The urgent development of green energy has become a worldwide trend in the war against the threat of global warming and the impact of extreme weather. The offshore wind farm is one of the solutions that are able to harvest energy sustainably from the environment. To erect these offshore windfarms, the debate about whether a new fleet should be designed and built or make the existed offshore fleet go under retrofitting has been raised. The stakeholder group involved in this issue is formed by the ship designers, ship operators, and market analysts. The difference between the existed offshore support vessel fleet and the offshore wind farm support fleet is the former is built to perform a certain operation and will require another considerable investment to be retrofitted while the latter is looking for solutions to switch from different equipment thus to keep the flexibility between different operation.

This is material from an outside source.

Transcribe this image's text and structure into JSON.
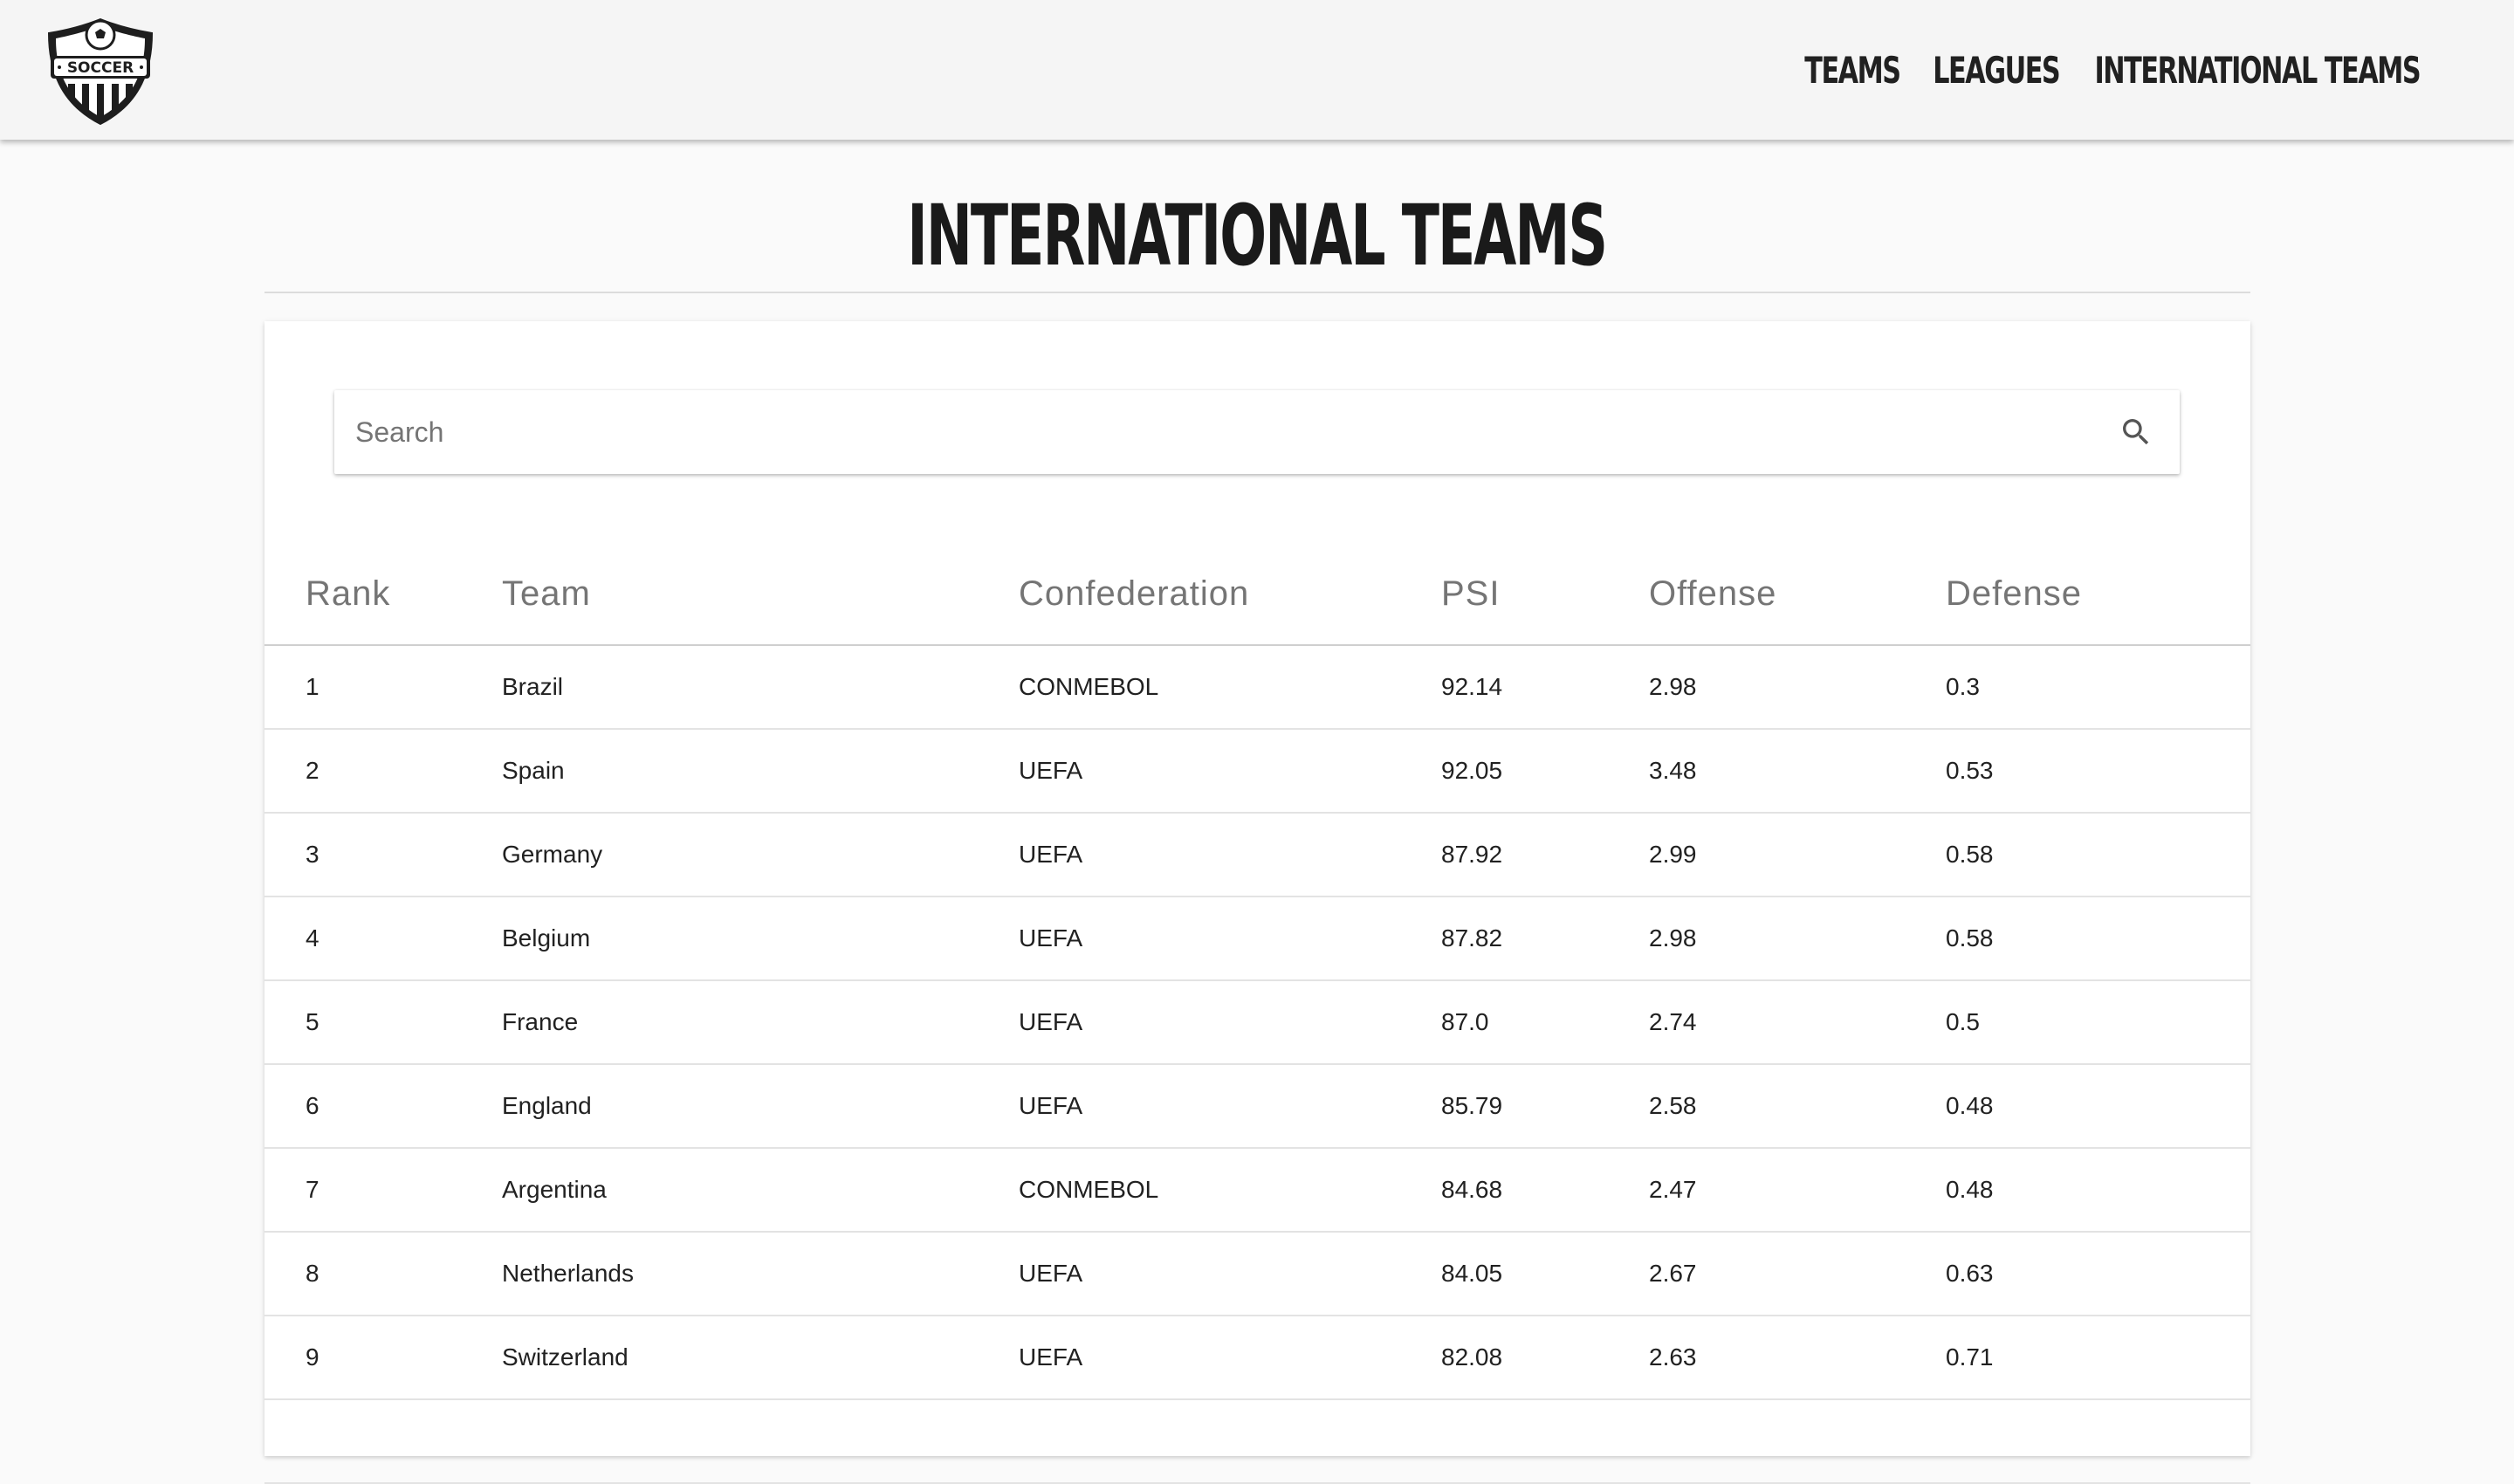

The main objective of this research is to propose a ship design methodology to enable the offshore wind farm's request in mission flexibility by improving the design process in the preliminary design phase. Modularity and Knowledge Based Engineering (KBE) are chosen to be the two main topics to support the research objective. To narrow down the research scope, the research object is limited to a small Offshore support Vessel fleet that is able to perform service throughout the lifecycle of an offshore windfarm.
The application of the modularity concept is to break down the vessel system into smaller subsystem or function blocks then reassemble them to be self-sufficient modules. Modules are the basic elements for forming a modular platform to provide a basic model that is able to perform various operations by mounting different equipment. In the former research done in NTNU, a methodology for manipulating the modularity to assemble a product platform by processing previous configuration scripts has been developed. It has greatly reduced the repetitive and iterative works in the design of similar vessels, especially the design for OSVs. Though the configuration scenarios are flexible to change, the pre-designed modules' properties are limited by the based configuration. On the other hand, the configurations are closely tight to the hull shape thus limited the freedom from both the hull design and configuration design. In this research, an improved configuration generator is developed to separate the configuration design and the hull design. The proposed methodology will also keep the flexibility in importing new configurations and the latest hull shapes without conflicts.

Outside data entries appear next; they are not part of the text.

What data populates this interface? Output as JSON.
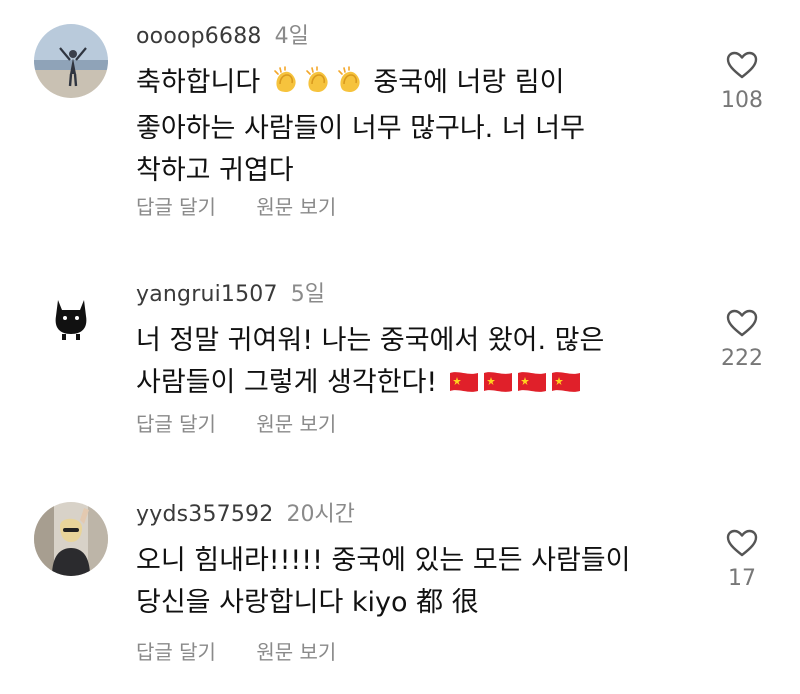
{
  "comments": [
    {
      "username": "oooop6688",
      "time": "4일",
      "text_lines": [
        "축하합니다",
        "좋아하는 사람들이 너무 많구나. 너 너무",
        "착하고 귀엽다"
      ],
      "text_line1_after": "중국에 너랑 림이",
      "emoji": "clapping-hands",
      "likes": "108",
      "actions": {
        "reply": "답글 달기",
        "original": "원문 보기"
      }
    },
    {
      "username": "yangrui1507",
      "time": "5일",
      "text_lines": [
        "너 정말 귀여워! 나는 중국에서 왔어. 많은",
        "사람들이 그렇게 생각한다!"
      ],
      "emoji": "china-flag",
      "likes": "222",
      "actions": {
        "reply": "답글 달기",
        "original": "원문 보기"
      }
    },
    {
      "username": "yyds357592",
      "time": "20시간",
      "text_lines": [
        "오니 힘내라!!!!! 중국에 있는 모든 사람들이",
        "당신을 사랑합니다 kiyo 都 很"
      ],
      "likes": "17",
      "actions": {
        "reply": "답글 달기",
        "original": "원문 보기"
      }
    }
  ]
}
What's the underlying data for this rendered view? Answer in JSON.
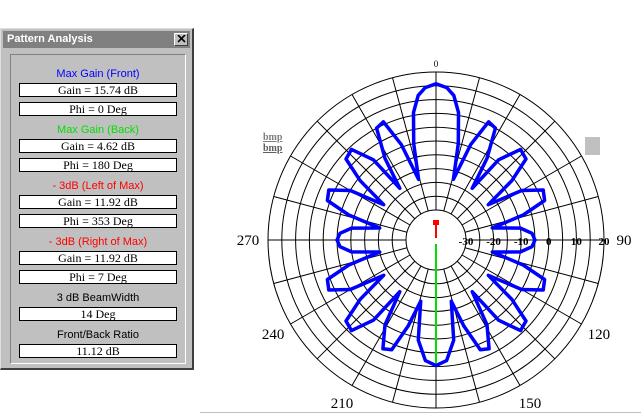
{
  "dialog": {
    "title": "Pattern Analysis",
    "sections": [
      {
        "header": "Max Gain (Front)",
        "color": "#0000ff",
        "values": [
          "Gain = 15.74 dB",
          "Phi = 0 Deg"
        ]
      },
      {
        "header": "Max Gain (Back)",
        "color": "#00e000",
        "values": [
          "Gain = 4.62 dB",
          "Phi = 180 Deg"
        ]
      },
      {
        "header": "- 3dB (Left of Max)",
        "color": "#ff0000",
        "values": [
          "Gain = 11.92 dB",
          "Phi = 353 Deg"
        ]
      },
      {
        "header": "- 3dB (Right of Max)",
        "color": "#ff0000",
        "values": [
          "Gain = 11.92 dB",
          "Phi = 7 Deg"
        ]
      },
      {
        "header": "3 dB BeamWidth",
        "color": "#000000",
        "values": [
          "14 Deg"
        ]
      },
      {
        "header": "Front/Back Ratio",
        "color": "#000000",
        "values": [
          "11.12 dB"
        ]
      }
    ]
  },
  "side_labels": {
    "line1": "bmp",
    "line2": "bmp"
  },
  "icons": {
    "close": "close-x-icon"
  },
  "chart_data": {
    "type": "polar",
    "angle_labels": [
      {
        "deg": 90,
        "label": "90"
      },
      {
        "deg": 120,
        "label": "120"
      },
      {
        "deg": 150,
        "label": "150"
      },
      {
        "deg": 180,
        "label": "180"
      },
      {
        "deg": 210,
        "label": "210"
      },
      {
        "deg": 240,
        "label": "240"
      },
      {
        "deg": 270,
        "label": "270"
      },
      {
        "deg": 0,
        "label": "0"
      }
    ],
    "radial_labels": [
      "-30",
      "-20",
      "-10",
      "0",
      "10",
      "20"
    ],
    "radial_range_db": [
      -30,
      20
    ],
    "rings_db": [
      -30,
      -25,
      -20,
      -15,
      -10,
      -5,
      0,
      5,
      10,
      15,
      20
    ],
    "spoke_step_deg": 15,
    "pattern_color": "#0000ff",
    "front_marker": {
      "phi": 0,
      "gain_db": 15.74,
      "color": "#ff0000"
    },
    "back_marker": {
      "phi": 180,
      "gain_db": 4.62,
      "color": "#00e000"
    },
    "beam_edges": [
      {
        "phi": 353,
        "gain_db": 11.92
      },
      {
        "phi": 7,
        "gain_db": 11.92
      }
    ],
    "pattern": [
      {
        "phi": 0,
        "db": 15.74
      },
      {
        "phi": 4,
        "db": 14.5
      },
      {
        "phi": 7,
        "db": 11.92
      },
      {
        "phi": 10,
        "db": 6
      },
      {
        "phi": 13,
        "db": -5
      },
      {
        "phi": 16,
        "db": -18
      },
      {
        "phi": 20,
        "db": -4
      },
      {
        "phi": 24,
        "db": 6
      },
      {
        "phi": 28,
        "db": 5
      },
      {
        "phi": 32,
        "db": -6
      },
      {
        "phi": 35,
        "db": -18
      },
      {
        "phi": 38,
        "db": -4
      },
      {
        "phi": 43,
        "db": 4
      },
      {
        "phi": 48,
        "db": 3
      },
      {
        "phi": 52,
        "db": -6
      },
      {
        "phi": 56,
        "db": -18
      },
      {
        "phi": 60,
        "db": -5
      },
      {
        "phi": 65,
        "db": 2
      },
      {
        "phi": 70,
        "db": 1
      },
      {
        "phi": 74,
        "db": -8
      },
      {
        "phi": 78,
        "db": -20
      },
      {
        "phi": 82,
        "db": -10
      },
      {
        "phi": 86,
        "db": -6
      },
      {
        "phi": 90,
        "db": -5
      },
      {
        "phi": 94,
        "db": -6
      },
      {
        "phi": 98,
        "db": -10
      },
      {
        "phi": 102,
        "db": -20
      },
      {
        "phi": 106,
        "db": -8
      },
      {
        "phi": 110,
        "db": 1
      },
      {
        "phi": 115,
        "db": 2
      },
      {
        "phi": 120,
        "db": -5
      },
      {
        "phi": 124,
        "db": -18
      },
      {
        "phi": 128,
        "db": -6
      },
      {
        "phi": 132,
        "db": 3
      },
      {
        "phi": 137,
        "db": 4
      },
      {
        "phi": 142,
        "db": -4
      },
      {
        "phi": 145,
        "db": -18
      },
      {
        "phi": 149,
        "db": -5
      },
      {
        "phi": 154,
        "db": 3
      },
      {
        "phi": 158,
        "db": 2
      },
      {
        "phi": 162,
        "db": -8
      },
      {
        "phi": 166,
        "db": -18
      },
      {
        "phi": 170,
        "db": -4
      },
      {
        "phi": 175,
        "db": 3
      },
      {
        "phi": 180,
        "db": 4.62
      },
      {
        "phi": 185,
        "db": 3
      },
      {
        "phi": 190,
        "db": -4
      },
      {
        "phi": 194,
        "db": -18
      },
      {
        "phi": 198,
        "db": -8
      },
      {
        "phi": 202,
        "db": 2
      },
      {
        "phi": 206,
        "db": 3
      },
      {
        "phi": 211,
        "db": -5
      },
      {
        "phi": 215,
        "db": -18
      },
      {
        "phi": 218,
        "db": -4
      },
      {
        "phi": 223,
        "db": 4
      },
      {
        "phi": 228,
        "db": 3
      },
      {
        "phi": 232,
        "db": -6
      },
      {
        "phi": 236,
        "db": -18
      },
      {
        "phi": 240,
        "db": -5
      },
      {
        "phi": 245,
        "db": 2
      },
      {
        "phi": 250,
        "db": 1
      },
      {
        "phi": 254,
        "db": -8
      },
      {
        "phi": 258,
        "db": -20
      },
      {
        "phi": 262,
        "db": -10
      },
      {
        "phi": 266,
        "db": -6
      },
      {
        "phi": 270,
        "db": -5
      },
      {
        "phi": 274,
        "db": -6
      },
      {
        "phi": 278,
        "db": -10
      },
      {
        "phi": 282,
        "db": -20
      },
      {
        "phi": 286,
        "db": -8
      },
      {
        "phi": 290,
        "db": 1
      },
      {
        "phi": 295,
        "db": 2
      },
      {
        "phi": 300,
        "db": -5
      },
      {
        "phi": 304,
        "db": -18
      },
      {
        "phi": 308,
        "db": -6
      },
      {
        "phi": 312,
        "db": 3
      },
      {
        "phi": 317,
        "db": 4
      },
      {
        "phi": 322,
        "db": -4
      },
      {
        "phi": 325,
        "db": -18
      },
      {
        "phi": 328,
        "db": -6
      },
      {
        "phi": 332,
        "db": 5
      },
      {
        "phi": 336,
        "db": 6
      },
      {
        "phi": 340,
        "db": -4
      },
      {
        "phi": 344,
        "db": -18
      },
      {
        "phi": 347,
        "db": -5
      },
      {
        "phi": 350,
        "db": 6
      },
      {
        "phi": 353,
        "db": 11.92
      },
      {
        "phi": 356,
        "db": 14.5
      },
      {
        "phi": 360,
        "db": 15.74
      }
    ]
  }
}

Knowledge based engineering is another topic included in this research. It has been proved and widely used in the aerospace industry. As for the ship design industry, the application is limited to local structure design. KBE is a bridge to bring the user and the designer together in the design project. It consists of a programming stage, Knowledge Based System (KBS), to process the selection of suitable design cases and a visualization stage, Computer-Aided Design (CAD) ,to give a direct review on the whole design project. The fundamental drivers for each KBE system are called "High Level Primitive" (HLP). They are the basic units for the knowledge stored in the database. KBS picks out suitable HLPs from the database and assigned them in a configuration script thus forming a design result stored in the digital world. CAD will take over the result and visualize it in the drawing window. This is the proposed methodology to fill the gap between the modularity re-configuration and the diversity of modules.

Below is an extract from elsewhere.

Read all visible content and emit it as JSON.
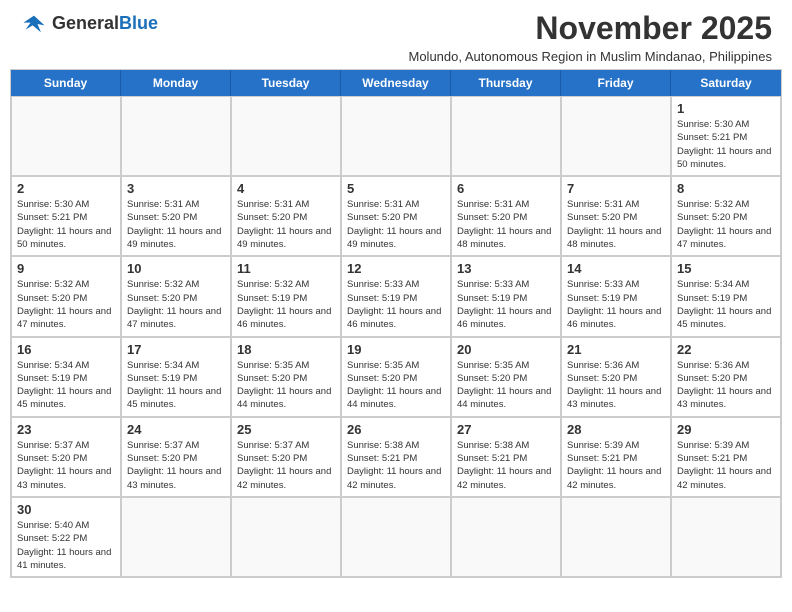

A Multi-Model-Generator (MMG) will become the final output of this research. It is designed to be able to reproduce several vessels in the OSV market. A further demonstration of the ability to generate a modular OSV product family at the end of the research. Though the modeling output has been proved to meet the index set for the research object, the MMG has the potential to be improved in the future by importing a well-constructed database from the industry.